Because so many people are out of work or feel that their job is insecure, consumers are spending less as well. For any product they buy, they’re often choosing the cheapest option which is typically from a large-scale corporation. That means small businesses are getting an even smaller piece of the pie than before.

Along the way, brands and companies have also felt the need for greater digitization to keep up with the contactless demands on the pandemic. Consumers are doing more shopping online, and when they do shop in-store, many are opting for contactless payment options. If a business doesn’t offer those accommodations, some consumers may be more willing to go somewhere else that does.

With the struggles that so many brands and companies are enduring around the globe, everyone who can has been trying to do their part to keep our economy healthy. Payment providers, in particular, have taken several steps to ease the pain of the pandemic.

Providing Local and Alternative Payment Options

While digital transactions are more COVID-19-safe, not everyone wants to support the large payment providers that have cornered the market until recently. The push for more digital options and the push for supporting smaller businesses in their time of need has led some payment providers to offer more options.

For instance, Macropay’s payments platform supports local forms of payment so consumers and businesses can support their local economies. There are also options for consumers who prefer cash, such as transaction-specific barcodes they receive when they shop online so they can go to a nearby convenience store and present the barcode to pay for that online transaction in cash.

Offering Subscription Processing Options

For businesses to survive, they don’t just need more revenue, they need a stable reliable flow of future revenue. The subscription model gives them this comfort and predictability. In fact, more than 22% of companies have seen increases in subscriber acquisition rates during the pandemic, especially those offering food and beverage subscription boxes.

Assisting with Government Loans and Stimulus Packages

Numerous governments and organizations around the world have put forth financial assistance as a stopgap to mitigate the worldwide economic crisis. However, this involves processing and dispersing massive volumes of funds, which these organizations don’t have the infrastructure to complete. This is where banks and payment providers have stepped in. Already having the systems in place to handle large numbers of transactions, they have processed billions of dollars in much-needed loans, stimulus payments, and other funds.

Processing High Volumes of Transactions

Between a rise in ecommerce and in contactless transactions, far more transactions have been taking place online today. The large companies that were primarily responsible for those payments in the past have struggled to keep up with that jump. As a result, smaller payment providers have stepped up.

Traditional banking institutions in Europe, for example, have struggled to cope with the increase in electronic transaction volumes this year. Smaller payment providers have stepped in to offer a hand. For example, Ayden, which processes payments for companies such as Microsoft and eBay, has seen a dramatic surge in transactions, skyrocketing them to a market capitalization of USD 19 billion.

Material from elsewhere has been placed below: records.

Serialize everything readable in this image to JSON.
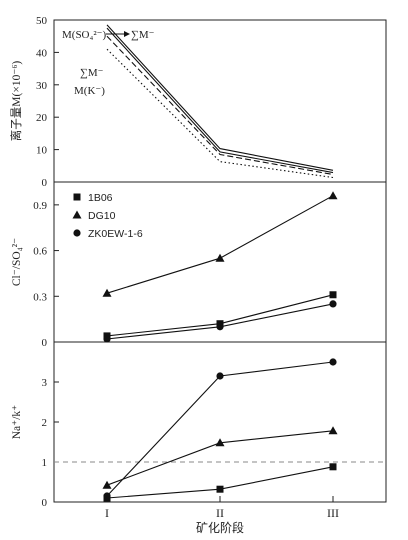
{
  "chart_data": {
    "x_categories": [
      "I",
      "II",
      "III"
    ],
    "xlabel": "矿化阶段",
    "panels": [
      {
        "type": "line",
        "ylabel": "离子量M(×10⁻⁶)",
        "ylim": [
          0,
          50
        ],
        "yticks": [
          0,
          10,
          20,
          30,
          40,
          50
        ],
        "series": [
          {
            "name": "∑M⁻",
            "style": "solid",
            "values": [
              48.5,
              10.3,
              3.6
            ]
          },
          {
            "name": "M(SO₄²⁻)",
            "style": "solid",
            "values": [
              47.5,
              9.3,
              2.9
            ]
          },
          {
            "name": "∑M⁻",
            "style": "dashed",
            "values": [
              45,
              8.5,
              2.3
            ]
          },
          {
            "name": "M(K⁻)",
            "style": "dotted",
            "values": [
              41,
              6.3,
              1.4
            ]
          }
        ],
        "annotations": [
          {
            "text": "M(SO₄²⁻)"
          },
          {
            "text": "∑M⁻"
          },
          {
            "text": "∑M⁻"
          },
          {
            "text": "M(K⁻)"
          }
        ]
      },
      {
        "type": "line",
        "ylabel": "Cl⁻/SO₄²⁻",
        "ylim": [
          0,
          1.05
        ],
        "yticks": [
          0,
          0.3,
          0.6,
          0.9
        ],
        "legend_position": "top-left",
        "series": [
          {
            "name": "1B06",
            "marker": "square",
            "values": [
              0.04,
              0.12,
              0.31
            ]
          },
          {
            "name": "DG10",
            "marker": "triangle",
            "values": [
              0.32,
              0.55,
              0.96
            ]
          },
          {
            "name": "ZK0EW-1-6",
            "marker": "circle",
            "values": [
              0.02,
              0.1,
              0.25
            ]
          }
        ]
      },
      {
        "type": "line",
        "ylabel": "Na⁺/k⁺",
        "ylim": [
          0,
          4
        ],
        "yticks": [
          0,
          1,
          2,
          3
        ],
        "reference_line": 1,
        "series": [
          {
            "name": "1B06",
            "marker": "square",
            "values": [
              0.1,
              0.32,
              0.88
            ]
          },
          {
            "name": "DG10",
            "marker": "triangle",
            "values": [
              0.42,
              1.48,
              1.78
            ]
          },
          {
            "name": "ZK0EW-1-6",
            "marker": "circle",
            "values": [
              0.15,
              3.15,
              3.5
            ]
          }
        ]
      }
    ]
  }
}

Assisting with Customer Experience Digitization

While the rise in digitization has been a struggle for some, it’s also a transition that allows companies many benefits in the long run. For example, businesses are recognizing the power of integrating their payment systems with their marketing data, which allows them to retarget customers with personalized product recommendations and notifications. Payment providers around the world are pushing innovation to make these types of benefits more profitable and user-friendly for those companies.

The simple truth is that life will probably never fully return to the way it was in 2019, as predicted by the experts at McKinsey and others. The COVID-19 pandemic has had a profound impact on our global economy and every element within it, from consumers to small businesses to major corporations. The payment industry, for one, is dedicated to shifting and adapting to whatever the future may hold for the benefit of businesses and consumers alike.